British journalists are in a tizzy this morning. It started yesterday, when James Ball of the Guardian wrote a gently seething comment piece about notices his paper received from Google, warning it that six articles would no longer be listed on the search engine’s European sites. This was followed by a post from the BBC’s economics editor, Robert Peston, who complained that Google had removed “this example of my journalism.”
The message from both pieces was clear: As the result of a ruling in May by the European Court of Justice, Google has been forced to become “clearly a reluctant participant in what effectively amounts to censorship,” in Ball’s words. The Court ruled last month (pdf) that Google must remove search results from individuals when asked, if the results are irrelevant, outdated, or otherwise inappropriate.
Yet read through both pieces and you find that things are more complicated than it may at first appear. Peston updated his piece later to say it seemed the subject of his original article had not requested a take-down, while others speculated that perhaps a reader who commented on the piece had asked to be forgotten. Ball for his part notes that “whether for commercial or free speech reasons (or both), [Google is] informing sites when their content is blocked – perhaps in the hope that they will write about it.”
That is a common thread this morning. On Twitter, the Financial Times’s Robert Shrimsley, a columnist and the editor of the FT’s website, pointed out that:
https://twitter.com/robertshrimsley/status/484664431495098368
and
https://twitter.com/robertshrimsley/status/484667426735681537
Paul Bernal, a media law lecturer at the University of East Anglia, articulated similar thoughts in a blogpost titled “Are Google intentionally overreacting to the Right to be Forgotten?”
They’re trying to say, I think, ‘you know, we were right!

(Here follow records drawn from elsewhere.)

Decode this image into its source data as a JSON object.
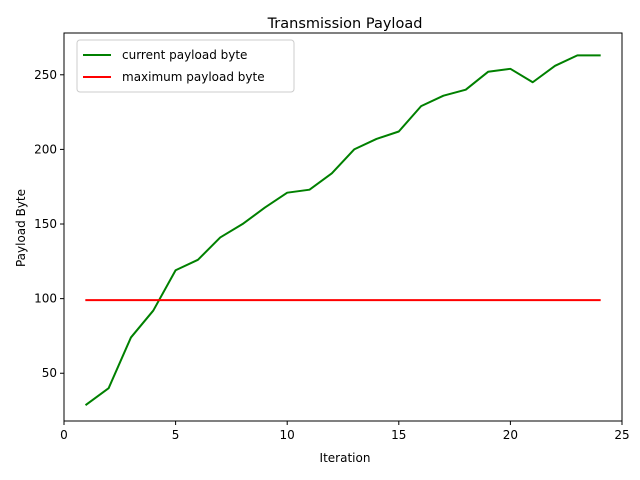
{
  "chart_data": {
    "type": "line",
    "title": "Transmission Payload",
    "xlabel": "Iteration",
    "ylabel": "Payload Byte",
    "xlim": [
      0,
      25
    ],
    "ylim": [
      18,
      278
    ],
    "xticks": [
      0,
      5,
      10,
      15,
      20,
      25
    ],
    "yticks": [
      50,
      100,
      150,
      200,
      250
    ],
    "grid": false,
    "legend": "top-left",
    "x": [
      1,
      2,
      3,
      4,
      5,
      6,
      7,
      8,
      9,
      10,
      11,
      12,
      13,
      14,
      15,
      16,
      17,
      18,
      19,
      20,
      21,
      22,
      23,
      24
    ],
    "series": [
      {
        "name": "current payload byte",
        "color": "#008000",
        "values": [
          29,
          40,
          74,
          92,
          119,
          126,
          141,
          150,
          161,
          171,
          173,
          184,
          200,
          207,
          212,
          229,
          236,
          240,
          252,
          254,
          245,
          256,
          263,
          263
        ]
      },
      {
        "name": "maximum payload byte",
        "color": "#ff0000",
        "values": [
          99,
          99,
          99,
          99,
          99,
          99,
          99,
          99,
          99,
          99,
          99,
          99,
          99,
          99,
          99,
          99,
          99,
          99,
          99,
          99,
          99,
          99,
          99,
          99
        ]
      }
    ]
  }
}
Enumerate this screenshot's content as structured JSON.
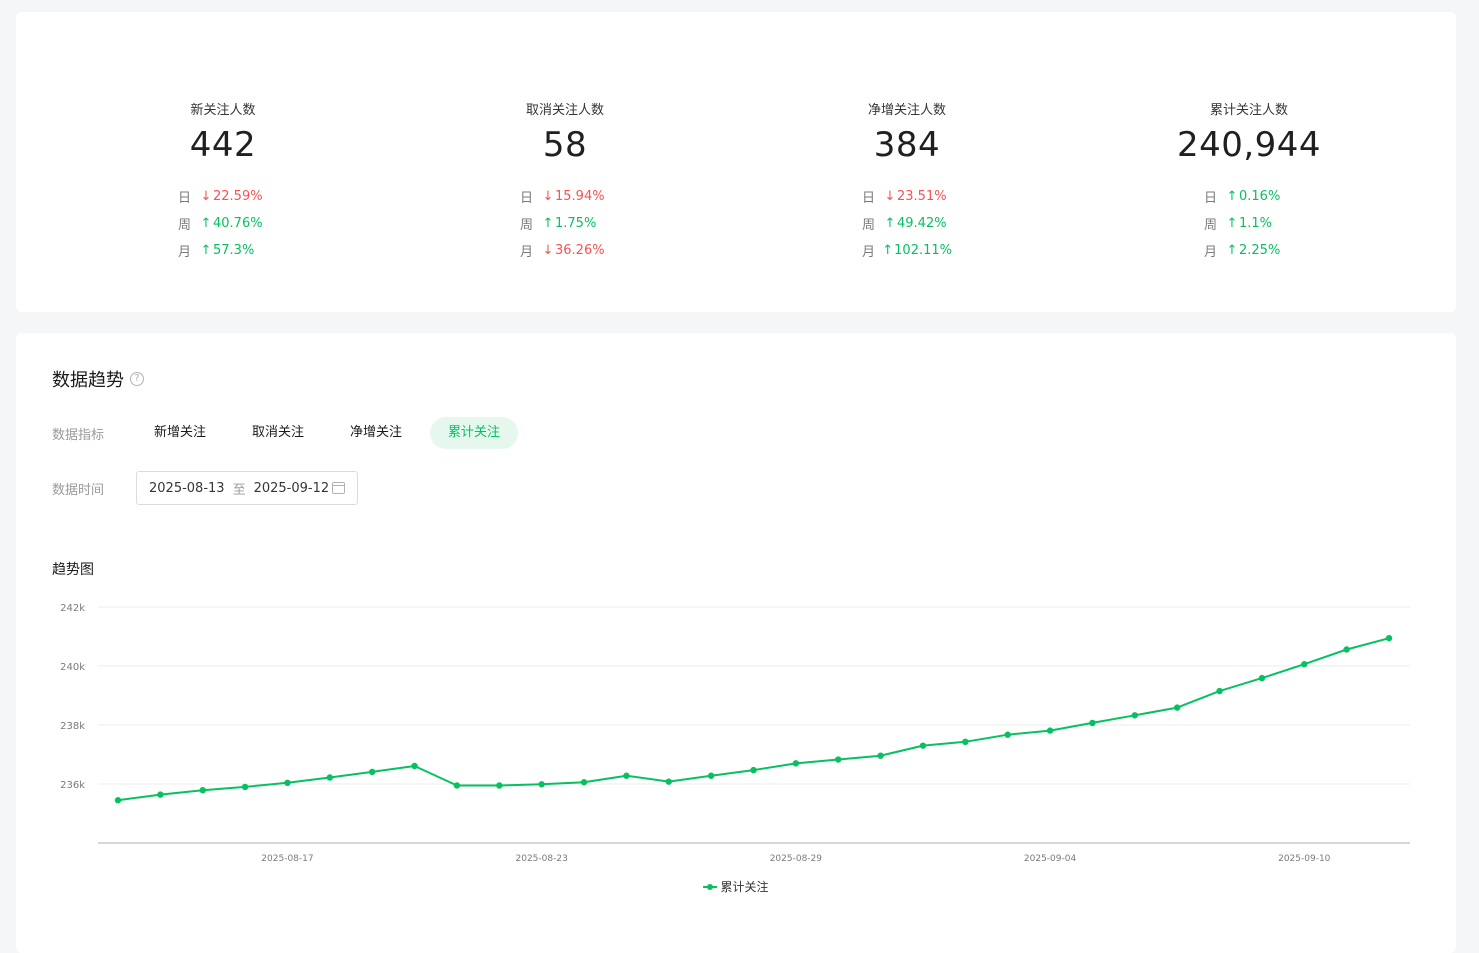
{
  "stats": [
    {
      "label": "新关注人数",
      "value": "442",
      "changes": [
        {
          "period": "日",
          "direction": "down",
          "value": "22.59%"
        },
        {
          "period": "周",
          "direction": "up",
          "value": "40.76%"
        },
        {
          "period": "月",
          "direction": "up",
          "value": "57.3%"
        }
      ]
    },
    {
      "label": "取消关注人数",
      "value": "58",
      "changes": [
        {
          "period": "日",
          "direction": "down",
          "value": "15.94%"
        },
        {
          "period": "周",
          "direction": "up",
          "value": "1.75%"
        },
        {
          "period": "月",
          "direction": "down",
          "value": "36.26%"
        }
      ]
    },
    {
      "label": "净增关注人数",
      "value": "384",
      "changes": [
        {
          "period": "日",
          "direction": "down",
          "value": "23.51%"
        },
        {
          "period": "周",
          "direction": "up",
          "value": "49.42%"
        },
        {
          "period": "月",
          "direction": "up",
          "value": "102.11%"
        }
      ]
    },
    {
      "label": "累计关注人数",
      "value": "240,944",
      "changes": [
        {
          "period": "日",
          "direction": "up",
          "value": "0.16%"
        },
        {
          "period": "周",
          "direction": "up",
          "value": "1.1%"
        },
        {
          "period": "月",
          "direction": "up",
          "value": "2.25%"
        }
      ]
    }
  ],
  "arrows": {
    "up": "↑",
    "down": "↓"
  },
  "colors": {
    "accent": "#07c160",
    "up": "#07c160",
    "down": "#fa5151",
    "grid": "#ececec",
    "axis": "#d8d8d8"
  },
  "trend": {
    "title": "数据趋势",
    "help_icon": "?",
    "metric_label": "数据指标",
    "metrics": [
      {
        "label": "新增关注",
        "active": false
      },
      {
        "label": "取消关注",
        "active": false
      },
      {
        "label": "净增关注",
        "active": false
      },
      {
        "label": "累计关注",
        "active": true
      }
    ],
    "time_label": "数据时间",
    "date_start": "2025-08-13",
    "date_sep": "至",
    "date_end": "2025-09-12",
    "chart_title": "趋势图"
  },
  "chart_data": {
    "type": "line",
    "x": [
      "2025-08-13",
      "2025-08-14",
      "2025-08-15",
      "2025-08-16",
      "2025-08-17",
      "2025-08-18",
      "2025-08-19",
      "2025-08-20",
      "2025-08-21",
      "2025-08-22",
      "2025-08-23",
      "2025-08-24",
      "2025-08-25",
      "2025-08-26",
      "2025-08-27",
      "2025-08-28",
      "2025-08-29",
      "2025-08-30",
      "2025-08-31",
      "2025-09-01",
      "2025-09-02",
      "2025-09-03",
      "2025-09-04",
      "2025-09-05",
      "2025-09-06",
      "2025-09-07",
      "2025-09-08",
      "2025-09-09",
      "2025-09-10",
      "2025-09-11",
      "2025-09-12"
    ],
    "series": [
      {
        "name": "累计关注",
        "values": [
          235450,
          235640,
          235790,
          235900,
          236040,
          236220,
          236410,
          236610,
          235950,
          235950,
          235990,
          236060,
          236280,
          236080,
          236280,
          236470,
          236700,
          236830,
          236960,
          237300,
          237430,
          237670,
          237810,
          238070,
          238330,
          238590,
          239150,
          239590,
          240060,
          240560,
          240944
        ]
      }
    ],
    "ylim": [
      234000,
      242000
    ],
    "yticks": [
      236000,
      238000,
      240000,
      242000
    ],
    "ytick_labels": [
      "236k",
      "238k",
      "240k",
      "242k"
    ],
    "xticks": [
      "2025-08-17",
      "2025-08-23",
      "2025-08-29",
      "2025-09-04",
      "2025-09-10"
    ],
    "grid": true,
    "legend": "bottom-center"
  }
}
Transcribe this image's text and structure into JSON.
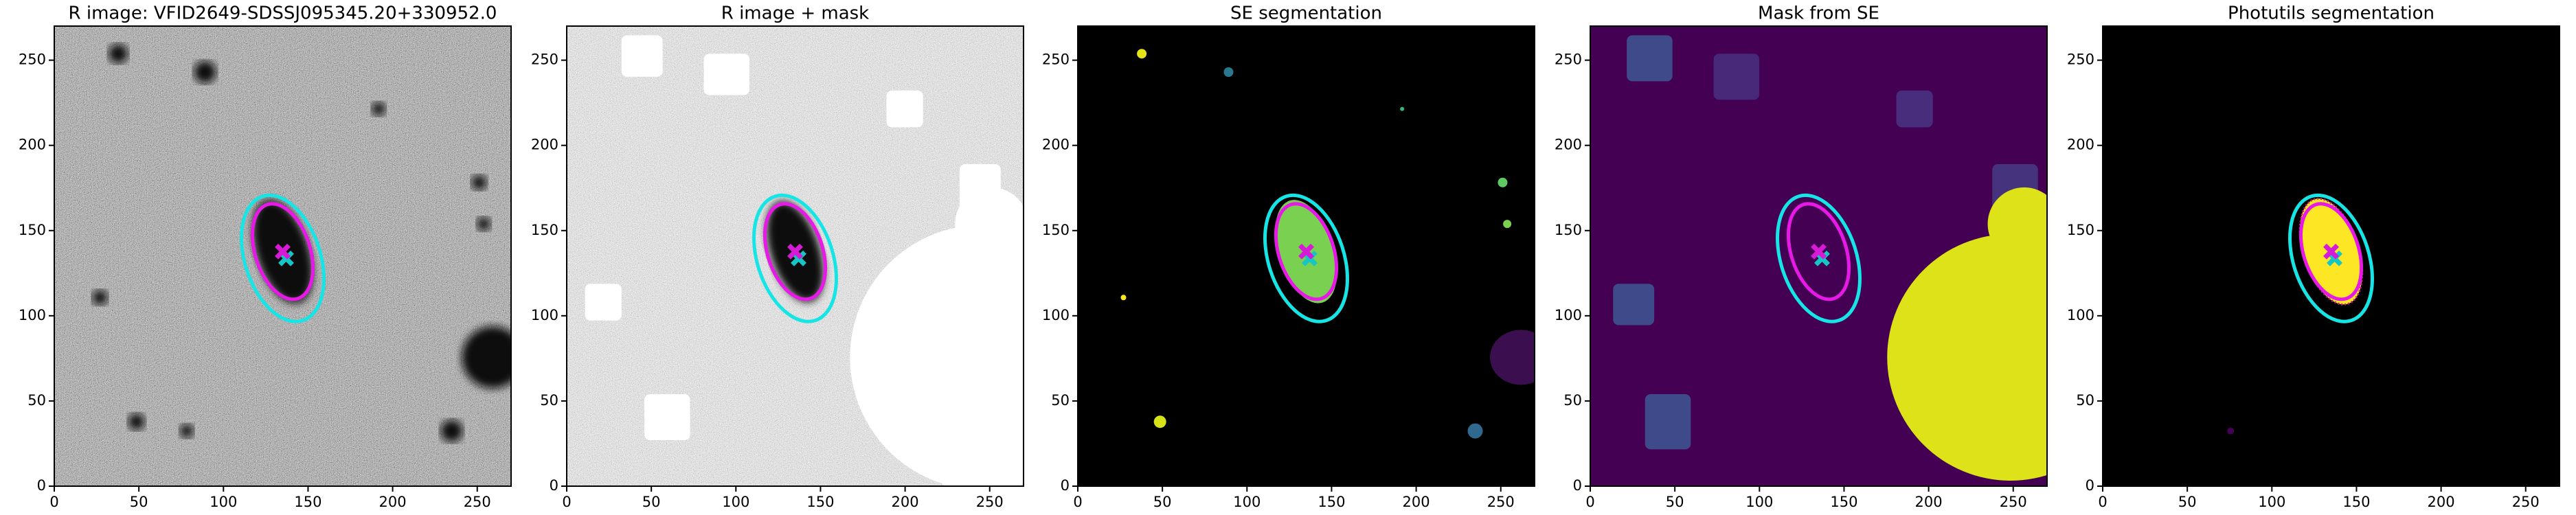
{
  "chart_data": [
    {
      "type": "image",
      "title": "R image: VFID2649-SDSSJ095345.20+330952.0",
      "xlim": [
        0,
        270
      ],
      "ylim": [
        0,
        270
      ],
      "xticks": [
        0,
        50,
        100,
        150,
        200,
        250
      ],
      "yticks": [
        0,
        50,
        100,
        150,
        200,
        250
      ]
    },
    {
      "type": "image",
      "title": "R image + mask",
      "xlim": [
        0,
        270
      ],
      "ylim": [
        0,
        270
      ],
      "xticks": [
        0,
        50,
        100,
        150,
        200,
        250
      ],
      "yticks": [
        0,
        50,
        100,
        150,
        200,
        250
      ]
    },
    {
      "type": "image",
      "title": "SE segmentation",
      "xlim": [
        0,
        270
      ],
      "ylim": [
        0,
        270
      ],
      "xticks": [
        0,
        50,
        100,
        150,
        200,
        250
      ],
      "yticks": [
        0,
        50,
        100,
        150,
        200,
        250
      ]
    },
    {
      "type": "image",
      "title": "Mask from SE",
      "xlim": [
        0,
        270
      ],
      "ylim": [
        0,
        270
      ],
      "xticks": [
        0,
        50,
        100,
        150,
        200,
        250
      ],
      "yticks": [
        0,
        50,
        100,
        150,
        200,
        250
      ]
    },
    {
      "type": "image",
      "title": "Photutils segmentation",
      "xlim": [
        0,
        270
      ],
      "ylim": [
        0,
        270
      ],
      "xticks": [
        0,
        50,
        100,
        150,
        200,
        250
      ],
      "yticks": [
        0,
        50,
        100,
        150,
        200,
        250
      ]
    }
  ]
}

This ruling means censorship! This is dangerous!’ They’re also trying to get journalists like James Ball and Robert Peston to be on their side, not on the side of the CJEU – and in Ball’s case, at least, they seem to be succeeding to an extent.
The Guardian’s Chris Moran, who runs search-engine optimization for the paper, has similar thoughts:
It’s worth stating again that all of the obvious idiocy in the implementation suggests at the least that Google is far from whole-heartedly embracing the ECJ ruling.
And as Quartz reported last week, Google is certainly not being shy about the changes it is making to search results in the European Union, adding a disclaimer that results “may have been removed” even if they haven’t been. Andrew Orlowski at The Register called it two weeks ago: “The ads giant has launched a broad-based PR campaign pushing to ‘change the law’, creating a false impression that it’s being asked to make difficult decisions in vast numbers (in fact courts ultimately decide, not Google), and that the situation is burdensome for it (when in fact it can bounce all the complaints to the data protection registrar, and wait for the legal system to do all the work).”
Google’s response to a query from Quartz was as follows:
We have recently started taking action on the removals requests we’ve received after the European Court of Justice decision. This is a new and evolving process for us. We’ll continue to listen to feedback and will also work with data protection authorities and others as we comply with the ruling.
Is Google trying to sabotage the “right to be forgotten”?